Нет его! Почему сотни и тысячи преступников не рвутся на телевидение для того, чтобы публично покаяться, а она пришла? Разве она лучше их? Нет, не по зову молящей о спасении души пришла она сюда, а по наущению дьявола... Что я могу сказать этой женщине? Как может в человекоубийце быть истина? Она как тот нечистый дух, что, выйдя из человека, ходит по безводным местам, ища покоя и не находя его. Не найдет она покоя вовек, как не найдет прощения на земле и не получит царства небесного. Не говорил ли господь, что не только убийца, но даже оскорбивший другого подлежит геенне огненной?.. Опомнись, падшая женщина! Опомнись, сними пелену с глаз своих и узри, наконец, что творишь!

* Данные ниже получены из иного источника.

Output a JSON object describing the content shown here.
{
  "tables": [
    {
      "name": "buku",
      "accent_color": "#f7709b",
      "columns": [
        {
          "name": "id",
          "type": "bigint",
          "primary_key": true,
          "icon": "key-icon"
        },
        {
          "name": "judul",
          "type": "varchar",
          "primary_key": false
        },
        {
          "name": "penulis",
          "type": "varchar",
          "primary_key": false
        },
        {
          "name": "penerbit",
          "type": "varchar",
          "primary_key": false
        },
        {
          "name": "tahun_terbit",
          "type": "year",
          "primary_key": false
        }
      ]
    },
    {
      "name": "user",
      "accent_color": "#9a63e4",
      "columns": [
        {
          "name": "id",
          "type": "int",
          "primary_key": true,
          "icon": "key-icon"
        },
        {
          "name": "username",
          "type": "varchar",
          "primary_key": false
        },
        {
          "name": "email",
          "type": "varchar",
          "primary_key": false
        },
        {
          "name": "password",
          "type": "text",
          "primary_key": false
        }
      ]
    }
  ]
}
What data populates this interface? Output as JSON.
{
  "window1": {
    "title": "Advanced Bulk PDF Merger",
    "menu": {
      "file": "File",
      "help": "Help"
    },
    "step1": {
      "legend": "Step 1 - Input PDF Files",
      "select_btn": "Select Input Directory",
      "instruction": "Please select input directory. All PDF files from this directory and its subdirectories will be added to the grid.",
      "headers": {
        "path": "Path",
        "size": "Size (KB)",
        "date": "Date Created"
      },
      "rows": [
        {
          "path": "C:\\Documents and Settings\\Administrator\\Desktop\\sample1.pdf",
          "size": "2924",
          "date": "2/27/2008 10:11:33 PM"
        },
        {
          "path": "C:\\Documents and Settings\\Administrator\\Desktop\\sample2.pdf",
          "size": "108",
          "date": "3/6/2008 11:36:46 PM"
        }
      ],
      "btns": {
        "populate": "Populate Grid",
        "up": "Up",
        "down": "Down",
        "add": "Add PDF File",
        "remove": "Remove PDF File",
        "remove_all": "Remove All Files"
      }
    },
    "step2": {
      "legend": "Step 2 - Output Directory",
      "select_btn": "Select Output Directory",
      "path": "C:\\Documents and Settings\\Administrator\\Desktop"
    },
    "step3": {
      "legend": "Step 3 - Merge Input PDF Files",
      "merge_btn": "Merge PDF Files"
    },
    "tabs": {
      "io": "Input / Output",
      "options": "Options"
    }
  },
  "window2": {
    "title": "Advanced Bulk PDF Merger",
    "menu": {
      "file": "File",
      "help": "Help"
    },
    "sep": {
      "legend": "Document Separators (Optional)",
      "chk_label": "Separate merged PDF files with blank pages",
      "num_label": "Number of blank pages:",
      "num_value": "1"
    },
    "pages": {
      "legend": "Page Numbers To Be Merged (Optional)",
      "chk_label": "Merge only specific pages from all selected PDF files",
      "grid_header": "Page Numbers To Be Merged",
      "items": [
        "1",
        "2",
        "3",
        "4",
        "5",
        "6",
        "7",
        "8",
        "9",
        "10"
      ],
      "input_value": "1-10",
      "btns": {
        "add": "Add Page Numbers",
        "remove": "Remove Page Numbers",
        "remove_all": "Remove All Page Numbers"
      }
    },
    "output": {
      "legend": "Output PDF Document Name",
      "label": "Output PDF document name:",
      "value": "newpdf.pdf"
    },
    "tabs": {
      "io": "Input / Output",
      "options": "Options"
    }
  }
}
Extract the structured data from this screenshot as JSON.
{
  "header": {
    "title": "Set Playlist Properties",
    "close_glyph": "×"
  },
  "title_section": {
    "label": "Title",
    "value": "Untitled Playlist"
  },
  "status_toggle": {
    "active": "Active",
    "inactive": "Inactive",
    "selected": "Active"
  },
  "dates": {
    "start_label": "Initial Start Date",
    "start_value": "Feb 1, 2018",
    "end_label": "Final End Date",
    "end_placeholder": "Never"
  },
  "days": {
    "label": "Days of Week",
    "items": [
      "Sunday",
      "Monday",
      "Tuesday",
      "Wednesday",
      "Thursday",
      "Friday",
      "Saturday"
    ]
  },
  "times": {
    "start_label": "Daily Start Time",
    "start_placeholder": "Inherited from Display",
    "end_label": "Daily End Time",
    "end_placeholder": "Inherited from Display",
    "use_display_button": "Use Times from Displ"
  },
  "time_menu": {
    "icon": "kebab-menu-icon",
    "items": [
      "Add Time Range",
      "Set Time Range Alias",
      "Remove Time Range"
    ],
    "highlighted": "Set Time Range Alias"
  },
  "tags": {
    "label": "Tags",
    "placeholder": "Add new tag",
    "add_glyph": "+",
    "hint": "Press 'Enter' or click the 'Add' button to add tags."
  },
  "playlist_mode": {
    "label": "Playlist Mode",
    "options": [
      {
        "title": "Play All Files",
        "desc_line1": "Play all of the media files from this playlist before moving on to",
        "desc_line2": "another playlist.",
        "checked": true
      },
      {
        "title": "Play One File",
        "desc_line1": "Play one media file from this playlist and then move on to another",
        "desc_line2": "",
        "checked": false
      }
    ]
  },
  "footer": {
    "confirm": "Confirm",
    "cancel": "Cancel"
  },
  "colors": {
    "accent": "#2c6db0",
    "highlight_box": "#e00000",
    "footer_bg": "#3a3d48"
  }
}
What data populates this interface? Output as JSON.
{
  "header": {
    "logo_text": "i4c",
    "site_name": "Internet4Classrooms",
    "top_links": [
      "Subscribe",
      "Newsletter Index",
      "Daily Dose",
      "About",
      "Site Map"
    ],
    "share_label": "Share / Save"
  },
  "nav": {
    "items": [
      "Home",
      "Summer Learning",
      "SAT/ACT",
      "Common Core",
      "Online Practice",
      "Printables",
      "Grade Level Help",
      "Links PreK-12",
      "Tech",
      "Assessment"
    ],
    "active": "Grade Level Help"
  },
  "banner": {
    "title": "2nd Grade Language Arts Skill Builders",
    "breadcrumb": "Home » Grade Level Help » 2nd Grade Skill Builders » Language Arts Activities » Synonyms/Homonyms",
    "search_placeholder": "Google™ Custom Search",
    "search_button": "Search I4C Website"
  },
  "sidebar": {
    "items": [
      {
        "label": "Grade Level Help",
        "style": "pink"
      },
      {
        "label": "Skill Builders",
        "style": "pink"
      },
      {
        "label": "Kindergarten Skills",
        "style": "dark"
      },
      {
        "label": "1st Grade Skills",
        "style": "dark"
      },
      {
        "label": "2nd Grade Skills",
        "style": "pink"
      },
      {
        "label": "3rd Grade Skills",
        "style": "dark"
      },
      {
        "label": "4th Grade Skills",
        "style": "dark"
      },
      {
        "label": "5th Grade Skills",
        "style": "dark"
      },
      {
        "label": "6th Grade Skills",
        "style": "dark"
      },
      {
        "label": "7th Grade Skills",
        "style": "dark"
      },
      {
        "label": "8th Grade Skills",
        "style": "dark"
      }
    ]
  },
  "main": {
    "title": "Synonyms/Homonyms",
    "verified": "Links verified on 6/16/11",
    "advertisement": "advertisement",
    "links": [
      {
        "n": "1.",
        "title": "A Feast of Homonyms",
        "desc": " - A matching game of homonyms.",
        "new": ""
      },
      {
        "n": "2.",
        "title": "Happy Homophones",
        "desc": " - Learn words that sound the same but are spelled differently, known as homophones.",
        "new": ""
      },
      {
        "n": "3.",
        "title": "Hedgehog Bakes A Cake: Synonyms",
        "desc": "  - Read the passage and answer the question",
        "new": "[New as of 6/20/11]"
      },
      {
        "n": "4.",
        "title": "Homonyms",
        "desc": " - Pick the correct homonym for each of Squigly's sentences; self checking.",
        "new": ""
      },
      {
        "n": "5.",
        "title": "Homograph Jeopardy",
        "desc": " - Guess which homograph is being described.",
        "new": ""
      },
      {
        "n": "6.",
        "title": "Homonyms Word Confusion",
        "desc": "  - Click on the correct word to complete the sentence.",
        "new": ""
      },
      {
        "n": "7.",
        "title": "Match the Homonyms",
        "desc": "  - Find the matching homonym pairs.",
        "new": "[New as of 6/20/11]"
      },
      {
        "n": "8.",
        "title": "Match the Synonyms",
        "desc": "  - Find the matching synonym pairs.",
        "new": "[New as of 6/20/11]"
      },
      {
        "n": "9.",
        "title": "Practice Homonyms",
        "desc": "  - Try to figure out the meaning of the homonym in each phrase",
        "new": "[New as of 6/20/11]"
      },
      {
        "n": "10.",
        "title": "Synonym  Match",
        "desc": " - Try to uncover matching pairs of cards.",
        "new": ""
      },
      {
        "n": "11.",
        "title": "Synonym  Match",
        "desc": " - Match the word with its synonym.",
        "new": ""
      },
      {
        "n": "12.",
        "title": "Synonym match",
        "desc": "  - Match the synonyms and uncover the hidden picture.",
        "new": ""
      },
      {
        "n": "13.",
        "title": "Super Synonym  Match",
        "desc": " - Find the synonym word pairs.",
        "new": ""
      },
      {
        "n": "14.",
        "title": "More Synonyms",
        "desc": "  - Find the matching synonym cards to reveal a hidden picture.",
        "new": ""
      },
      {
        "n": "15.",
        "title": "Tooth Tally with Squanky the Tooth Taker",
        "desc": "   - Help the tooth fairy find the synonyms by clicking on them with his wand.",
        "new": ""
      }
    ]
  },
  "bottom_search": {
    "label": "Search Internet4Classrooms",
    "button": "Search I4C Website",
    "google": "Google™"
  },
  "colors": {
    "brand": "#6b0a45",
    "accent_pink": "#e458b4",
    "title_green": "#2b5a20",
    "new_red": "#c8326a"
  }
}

— Спасибо, спасибо, — остановил разошедшегося дьякона Айсберг, — право слово, очень интересная у нас передача получилась. Куда интереснее даже кавээновских соревнований, в которых я участвовал в юности. Надеюсь, вам это нравится так же, как и мне... А теперь послушаем нашего психолога. Я надеюсь, что и он скажет нам много интересного.
Угрюмый, темноволосый мужчина принял у него микрофон.
— Вячеслав Борисов, психотерапевт, кандидат медицинских наук, — представился он. — Кому-то может показаться, что мы имеем дело с самым заурядным убийством из ревности. Что таким жестоким, зверским способом Катерина боролась за своего избранника и мстила ему за поруганную любовь. Но если всмотреться в проблему пристальнее, то здесь обнаружится и не раз подмечаемый психологами феномен невероятной детской жестокости, и более глубокие причины, восходящие еще к потере отца в юном возрасте. Ведь Станислав был старше ее на десять лет, и она наверняка воспринимала его не только как партнера и любимого человека, но и в некотором смысле как второго отца. И ей тем более было трудно пережить то, что ее вторично бросает самый близкий мужчина.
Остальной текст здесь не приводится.